Mr. Jenders recommends the usage of Apache Airflow for this task, which is a platform for structuring steps in a directed-acyclic-graph (DAG). This makes it easier to keep track of the dependencies and facilitates coping with increasing complexity when adding or modifying steps. Airflow also allows running the pipeline and helps ensuring fault tolerance, for example by allowing the user to rerun steps a certain number of times if it fails.

Another useful tool, GetYourGuide is using, is Databricks, which is a web-based platform for working with Apache Spark. It provides an automated cluster management and allows the user to run notebook-styled scripts. This can prove very useful for prototyping and experimenting, but shouldn’t be used in production because of a missing version control for notebooks.

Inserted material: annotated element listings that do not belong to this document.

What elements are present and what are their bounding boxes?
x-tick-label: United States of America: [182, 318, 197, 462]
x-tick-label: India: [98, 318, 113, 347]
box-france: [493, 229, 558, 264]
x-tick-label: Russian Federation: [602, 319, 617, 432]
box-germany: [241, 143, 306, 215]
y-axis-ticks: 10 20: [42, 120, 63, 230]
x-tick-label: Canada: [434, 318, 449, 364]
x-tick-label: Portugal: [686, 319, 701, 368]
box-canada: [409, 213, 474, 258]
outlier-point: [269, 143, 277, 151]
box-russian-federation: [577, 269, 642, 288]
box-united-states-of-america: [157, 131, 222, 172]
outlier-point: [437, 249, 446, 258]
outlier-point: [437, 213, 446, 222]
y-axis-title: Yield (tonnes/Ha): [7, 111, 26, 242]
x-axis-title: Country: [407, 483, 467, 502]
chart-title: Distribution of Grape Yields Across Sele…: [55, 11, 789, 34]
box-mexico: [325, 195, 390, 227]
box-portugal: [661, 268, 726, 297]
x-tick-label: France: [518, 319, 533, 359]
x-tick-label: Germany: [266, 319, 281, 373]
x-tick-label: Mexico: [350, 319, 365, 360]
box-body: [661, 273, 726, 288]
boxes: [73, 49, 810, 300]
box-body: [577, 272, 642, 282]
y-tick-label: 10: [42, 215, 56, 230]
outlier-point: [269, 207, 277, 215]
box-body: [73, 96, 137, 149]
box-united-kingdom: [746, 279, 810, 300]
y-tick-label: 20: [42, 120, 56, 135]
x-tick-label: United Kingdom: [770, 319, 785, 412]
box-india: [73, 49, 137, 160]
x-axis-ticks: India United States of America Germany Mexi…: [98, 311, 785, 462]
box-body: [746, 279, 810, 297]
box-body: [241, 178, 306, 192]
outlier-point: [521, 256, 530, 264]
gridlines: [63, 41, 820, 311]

Challenges of Data Pipelines

Furthemore, Mr. Jenders gives insights into the daily challenges of working with Data Pipelines. Accordingly, one of the most annoying problems is stale data, meaning that the pipeline uses data that is not available anymore (without failing), which might lead to strange results. Another challenge are data drifts: unforeseen changes in certain data characteristics that might lead to inputs the pipeline isn’t designed for. A good monitoring could mitigate this risk.

To sum up Mr. Jenders point-of-view on Data Science, it can be said that - no matter what problem you are working on - accurate, clean and fast data is essential. Therefrom arises a high importance of Data Pipelines and the need for proper Data Engineering. A company must first lay a solid groundwork before it can move on to more advanced problems. Therefore, a good Data Scientist should also be experienced in Data Engineering. The challenges, a Data Scientist will work on, are also heavily dependent on the maturity of his company. Hence, if you are planning for working as a Data Scientist, you should ask yourself what you like to do more: building the foundation or working on higher level optimization problems. You should then choose the company to work for accordingly.